知床観光船事故 専門家が運航会社の安全評価明記を提案「安全のための努力が分かるものを」

[ 2022年4月28日 19:55 ]

東京・赤坂のTBS社屋
Photo By スポニチ

 海難事故に詳しい東海大学海洋学部の山田吉彦教授が28日、TBS系「Nスタ」(月~金曜後3・49)にリモートで生出演し、知床半島沖で起きた観光船の遭難事故を受けて安全管理の抜本的なシステム改善の必要性を訴えた。

 乗客乗員26人が乗った観光船「KAZU 1(カズワン)」は24日に消息を絶ち、これまでに11人の死亡が確認されている。海上保安庁関係者によると、この日の捜索で新たに3人が発見された。

 番組では、安全管理規程で義務づけられている欠航の具体的基準について説明した。運航会社「知床遊覧船」の桂田精一社長は27日の会見で、欠航の基準について波の高さ1メートル以上、風速8メートル以上、視界300メートル以下といったんは説明。その後、現在は具体的な数値を明記していないと、あやふやな発言をした。また、同社が導入していた、海の状況に応じて運航ルートを決める「条件付き運航」は同規程に盛り込まれておらず、問題視されている。

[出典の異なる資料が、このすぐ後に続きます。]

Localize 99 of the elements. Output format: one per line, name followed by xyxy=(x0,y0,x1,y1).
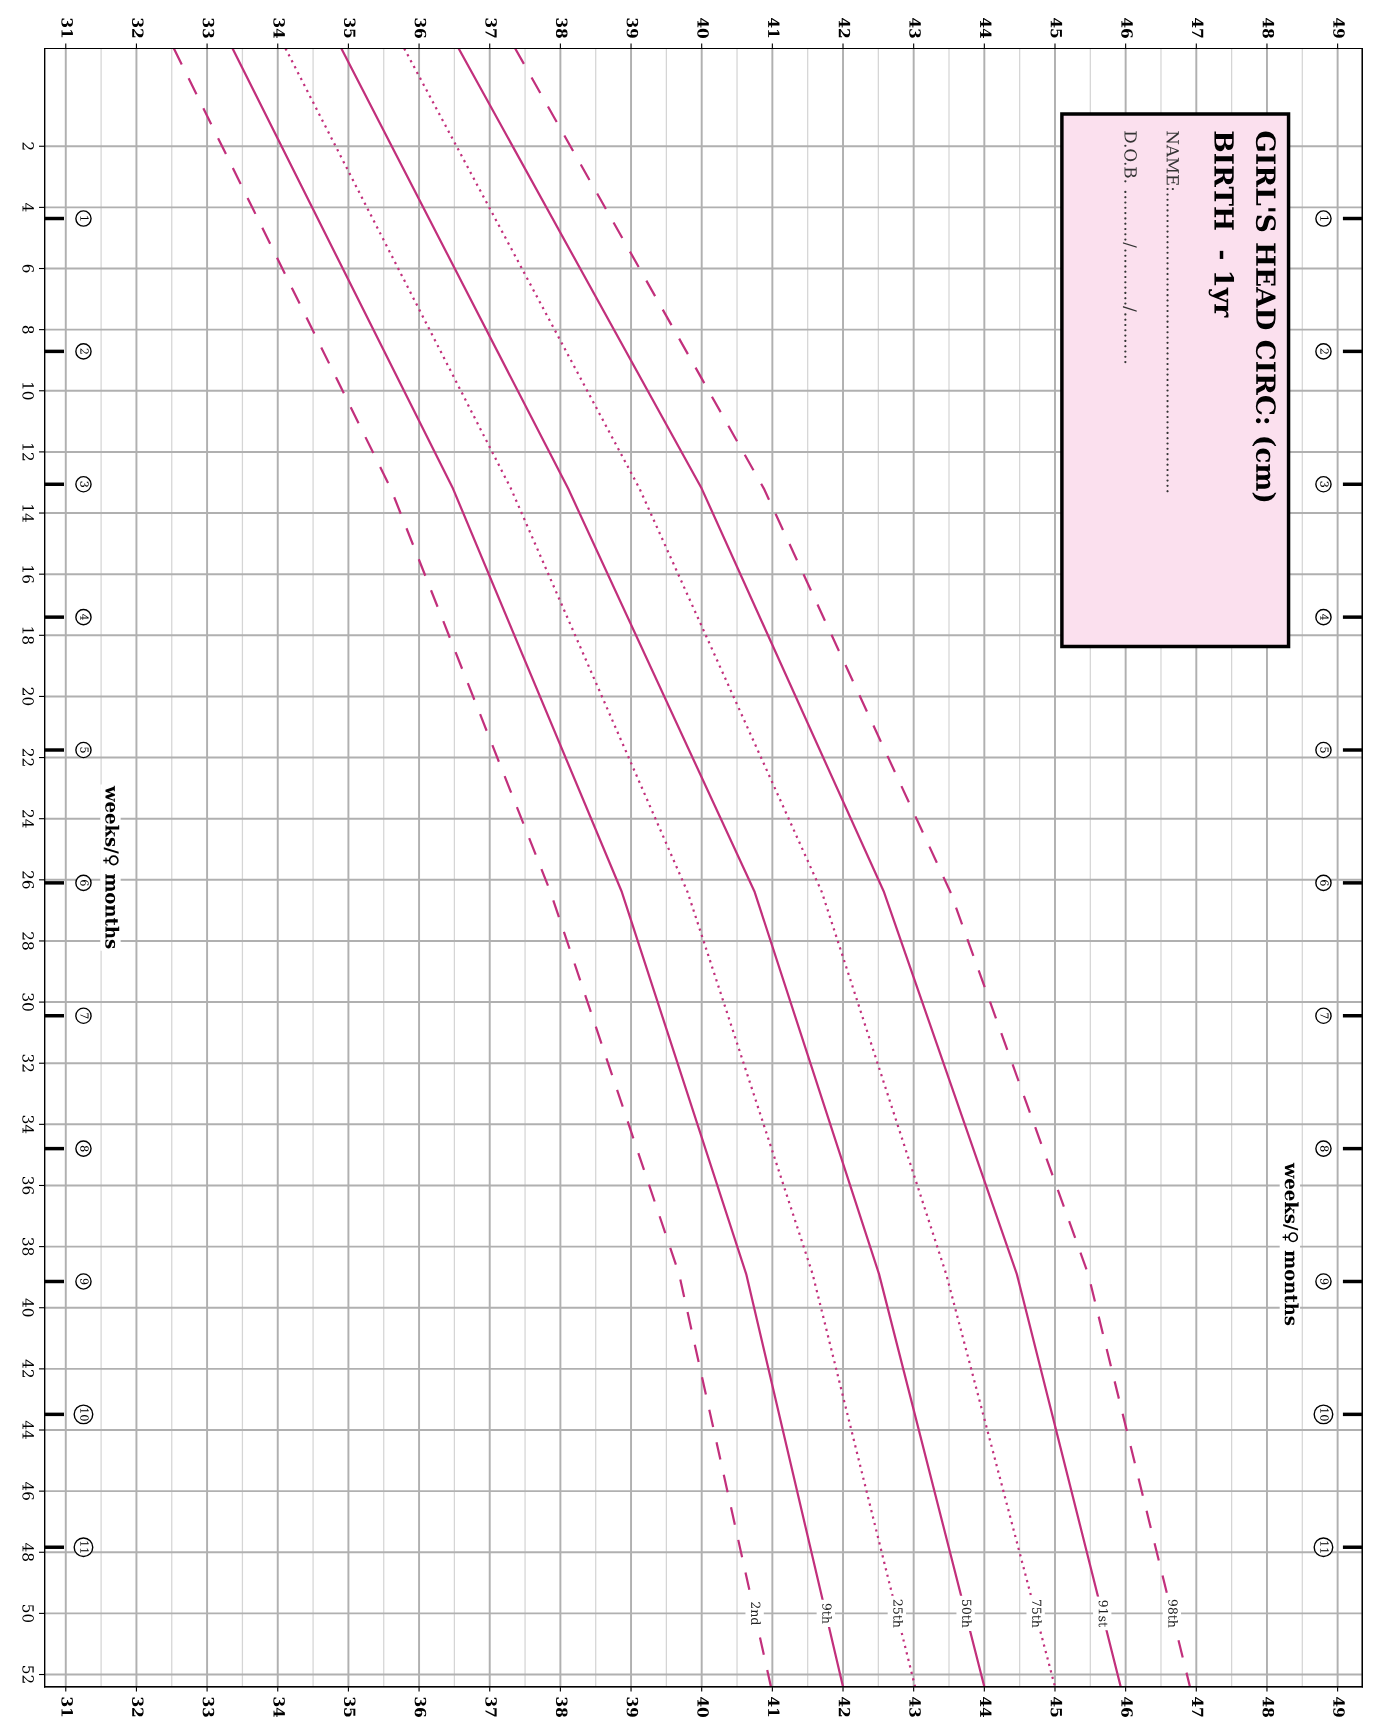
y2-tick-label: 1 xyxy=(80,216,89,221)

 この発言について、山田氏は「体裁だけが整っていれば、出航ができてしまう。実際に船員の経験は問題になっていない」と指摘。「しかも形だけ、通信機器があればいい、あるいは気象を確認したかどうか検証もされないまま、表面だけで運行してしまっている。この会社、船舶の運航に関しては、まったく機能していなかったということが、昨日の会見で分かりました」と憤りを口にした。

 山田氏によると、波の高さなどの判断は船長の感覚に委ねられるという。「波の高さって目視なんですね。船長の感覚で2メートル、3メートルと決めていくんですけど、それ自体、この社長は理解できないと思う。となると、船長に委ねっぱなし、船長には『とにかく航海をしなさい』という指示だったと考えられる。苦渋の選択の中での航海(だったはず)」と推測した。

 再発防止策について、山田氏は「地域ごとに海の状況は変わりますし、条件が変わります。地域と国土交通省、海上保安庁と連係した形で、ローカルルールを作っていくということが重要だと思います」と提案した。さらに、「行政、地域の観光協会は、クルーズ会社の評価みたいなものを格付けして、顧客に伝えるようなシステムを作っていかなければいけないと思います。この船がどれだけ安全のために努力しているか分かるようなもの、たとえば船長が『この海で何年経験しているベテラン船長か』ということが分かるような仕組みがあれば、顧客も安心して海に出られると思います」と、具体例を挙げて説明した。